A common misconception is that diamonds are formed from highly compressed coal. most diamonds that have been dated are far older than the first land plants. It is possible that diamonds can form from coal in subduction zones, but diamonds formed in this way are rare, and the carbon source is more likely carbonate rocks and organic carbon in sediments, rather than coal
The world’s Top 10 Biggest Diamond mines :
The 10 largest diamond mines in the world by measurable reserves contain more than one billion carats of recoverable diamonds. Russia is almost half of the world’s biggest diamond mines, while Botswana has two mines; including the world’s largest diamond producing mine Orapa. Details as below:
- Jubilee, also known as the Yubileyny diamond mine, located in Sakha (Yakutia), Republic of Russia, is the biggest diamond mine in the world.
- The Udachny diamond mine, also located in the Yakutia region of Russia, ranks as the world’s second largest diamond mine by reserve size.
- Mir or Mirny, another diamond mine in the Yakutia region of Russia, is the third biggest diamond mine in the world.
- Argyle diamond mine located in the Kimberley region of Western Australia ranks as the world’s biggest diamond mine if JORC reserves alone are taken into account.
- Catoca diamond mine in Angola ranks as the fifth biggest diamond mine in the world.
- Venetia diamond mine located 80km from Musina in Limpopo Province of South Africa ranks as the world’s sixth largest diamond mine.
- Grib diamond mine, which is yet to commence commercial production, is Russia’s fourth largest and world’s seventh largest diamond mine.

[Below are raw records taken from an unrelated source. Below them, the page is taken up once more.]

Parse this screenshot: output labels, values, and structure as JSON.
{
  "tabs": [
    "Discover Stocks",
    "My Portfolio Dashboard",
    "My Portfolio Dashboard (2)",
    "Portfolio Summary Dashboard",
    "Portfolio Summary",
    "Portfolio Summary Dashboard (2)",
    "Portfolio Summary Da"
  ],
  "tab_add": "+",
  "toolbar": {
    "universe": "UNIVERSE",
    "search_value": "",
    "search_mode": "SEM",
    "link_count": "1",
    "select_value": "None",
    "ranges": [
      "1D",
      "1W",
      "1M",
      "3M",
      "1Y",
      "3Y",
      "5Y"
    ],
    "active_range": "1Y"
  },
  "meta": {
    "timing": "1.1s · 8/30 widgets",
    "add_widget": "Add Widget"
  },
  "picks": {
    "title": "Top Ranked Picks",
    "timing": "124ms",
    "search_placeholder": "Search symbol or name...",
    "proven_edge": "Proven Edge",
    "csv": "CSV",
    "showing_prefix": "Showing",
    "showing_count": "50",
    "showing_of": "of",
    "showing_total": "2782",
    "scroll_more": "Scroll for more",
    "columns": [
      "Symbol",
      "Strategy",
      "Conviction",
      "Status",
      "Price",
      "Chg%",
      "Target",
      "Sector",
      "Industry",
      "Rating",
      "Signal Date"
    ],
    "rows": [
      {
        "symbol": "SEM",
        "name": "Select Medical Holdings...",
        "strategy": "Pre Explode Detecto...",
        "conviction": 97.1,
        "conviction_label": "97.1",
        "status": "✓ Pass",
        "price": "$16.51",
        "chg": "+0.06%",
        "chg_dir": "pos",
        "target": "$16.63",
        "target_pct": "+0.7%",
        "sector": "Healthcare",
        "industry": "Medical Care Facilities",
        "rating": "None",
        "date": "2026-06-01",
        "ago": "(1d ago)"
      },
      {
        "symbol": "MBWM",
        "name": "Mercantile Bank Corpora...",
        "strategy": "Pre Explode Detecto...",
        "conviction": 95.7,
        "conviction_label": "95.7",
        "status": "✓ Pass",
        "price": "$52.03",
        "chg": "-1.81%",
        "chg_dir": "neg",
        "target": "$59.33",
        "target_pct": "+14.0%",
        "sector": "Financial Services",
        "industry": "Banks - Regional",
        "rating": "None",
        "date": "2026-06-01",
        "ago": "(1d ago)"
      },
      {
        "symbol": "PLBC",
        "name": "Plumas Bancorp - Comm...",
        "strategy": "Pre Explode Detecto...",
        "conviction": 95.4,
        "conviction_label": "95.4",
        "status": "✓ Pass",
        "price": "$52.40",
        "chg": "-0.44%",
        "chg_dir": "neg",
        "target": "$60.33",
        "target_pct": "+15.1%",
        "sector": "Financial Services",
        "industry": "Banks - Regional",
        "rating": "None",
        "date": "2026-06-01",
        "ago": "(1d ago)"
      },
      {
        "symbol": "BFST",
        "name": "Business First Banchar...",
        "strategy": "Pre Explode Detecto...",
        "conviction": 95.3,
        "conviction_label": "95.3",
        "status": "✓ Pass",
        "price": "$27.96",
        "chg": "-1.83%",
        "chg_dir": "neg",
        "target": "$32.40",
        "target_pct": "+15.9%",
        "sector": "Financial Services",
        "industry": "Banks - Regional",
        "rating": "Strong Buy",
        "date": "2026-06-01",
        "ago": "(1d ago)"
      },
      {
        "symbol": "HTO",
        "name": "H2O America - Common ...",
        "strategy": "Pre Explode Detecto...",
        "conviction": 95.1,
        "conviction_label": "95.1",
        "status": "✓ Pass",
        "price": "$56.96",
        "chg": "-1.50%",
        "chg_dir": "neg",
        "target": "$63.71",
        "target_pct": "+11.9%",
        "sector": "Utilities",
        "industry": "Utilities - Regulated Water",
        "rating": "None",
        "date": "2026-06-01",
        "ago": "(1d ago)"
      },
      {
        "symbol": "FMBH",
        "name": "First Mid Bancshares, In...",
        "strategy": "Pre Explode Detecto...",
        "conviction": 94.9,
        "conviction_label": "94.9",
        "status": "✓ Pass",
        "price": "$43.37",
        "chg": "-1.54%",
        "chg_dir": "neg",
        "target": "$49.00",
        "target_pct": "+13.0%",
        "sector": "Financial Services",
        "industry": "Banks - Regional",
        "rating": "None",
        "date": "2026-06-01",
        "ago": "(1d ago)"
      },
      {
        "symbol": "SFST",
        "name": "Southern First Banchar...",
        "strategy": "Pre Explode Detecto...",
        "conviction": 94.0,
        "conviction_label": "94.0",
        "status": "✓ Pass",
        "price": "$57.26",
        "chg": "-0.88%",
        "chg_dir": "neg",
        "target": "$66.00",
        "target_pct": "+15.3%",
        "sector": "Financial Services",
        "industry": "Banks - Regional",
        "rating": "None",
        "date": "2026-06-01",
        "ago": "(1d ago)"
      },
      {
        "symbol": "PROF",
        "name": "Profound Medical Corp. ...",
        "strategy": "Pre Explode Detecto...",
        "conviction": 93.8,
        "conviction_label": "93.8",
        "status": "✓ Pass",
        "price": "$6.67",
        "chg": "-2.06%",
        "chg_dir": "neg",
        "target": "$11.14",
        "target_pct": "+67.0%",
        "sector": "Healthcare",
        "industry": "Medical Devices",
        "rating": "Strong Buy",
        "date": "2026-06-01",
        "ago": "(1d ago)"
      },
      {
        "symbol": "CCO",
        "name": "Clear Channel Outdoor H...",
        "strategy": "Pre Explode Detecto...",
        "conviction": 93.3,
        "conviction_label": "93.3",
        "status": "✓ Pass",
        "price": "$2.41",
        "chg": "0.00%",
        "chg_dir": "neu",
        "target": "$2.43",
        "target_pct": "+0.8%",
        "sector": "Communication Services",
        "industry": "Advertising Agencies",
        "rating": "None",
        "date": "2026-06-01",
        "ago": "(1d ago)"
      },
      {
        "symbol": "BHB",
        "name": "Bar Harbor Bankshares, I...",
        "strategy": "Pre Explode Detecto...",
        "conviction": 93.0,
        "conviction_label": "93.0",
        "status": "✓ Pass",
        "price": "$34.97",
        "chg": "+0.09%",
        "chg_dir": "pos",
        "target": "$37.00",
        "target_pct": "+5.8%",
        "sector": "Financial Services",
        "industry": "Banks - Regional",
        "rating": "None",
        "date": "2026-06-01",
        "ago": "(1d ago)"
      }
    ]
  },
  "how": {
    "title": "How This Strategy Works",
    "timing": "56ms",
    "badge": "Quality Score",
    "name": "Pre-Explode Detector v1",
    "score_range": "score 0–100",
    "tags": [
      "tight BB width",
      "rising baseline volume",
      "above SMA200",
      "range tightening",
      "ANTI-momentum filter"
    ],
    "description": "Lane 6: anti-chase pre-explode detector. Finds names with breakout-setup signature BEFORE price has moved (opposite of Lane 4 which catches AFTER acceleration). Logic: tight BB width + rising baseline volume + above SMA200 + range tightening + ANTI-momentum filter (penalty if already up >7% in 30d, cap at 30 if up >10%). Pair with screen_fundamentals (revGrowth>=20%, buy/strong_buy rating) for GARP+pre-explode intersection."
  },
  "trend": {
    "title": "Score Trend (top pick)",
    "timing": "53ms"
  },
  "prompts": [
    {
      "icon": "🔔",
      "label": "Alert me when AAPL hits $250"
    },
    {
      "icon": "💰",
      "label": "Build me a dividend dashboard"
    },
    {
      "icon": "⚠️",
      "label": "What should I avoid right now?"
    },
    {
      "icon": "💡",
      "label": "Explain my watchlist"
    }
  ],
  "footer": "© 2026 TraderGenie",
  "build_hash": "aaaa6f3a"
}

- Jwaneng diamond mine in African country Botswana ranks as the eighth biggest diamond mine in the world.
- Orapa diamond mine located 240km west of Francistown city in Central Botswana is the ninth largest diamond mine in the world by reserve.
- Botuobinskaya diamond mine, due to commence production in 2015, is located in the Nakyn kimberlite field, around 200km north-west of Nyurba in the Yakutia region of Russia.
Other countries that produce diamonds include Congo (gold), Brazil, Guyana, Venezuela, Central Africa, Garner, Guinea, Ivory Coast, Liberia, Namibia, Sierra Leone, Tanzania, Zimbabwe, Indonesia, India, China, Canada and so on.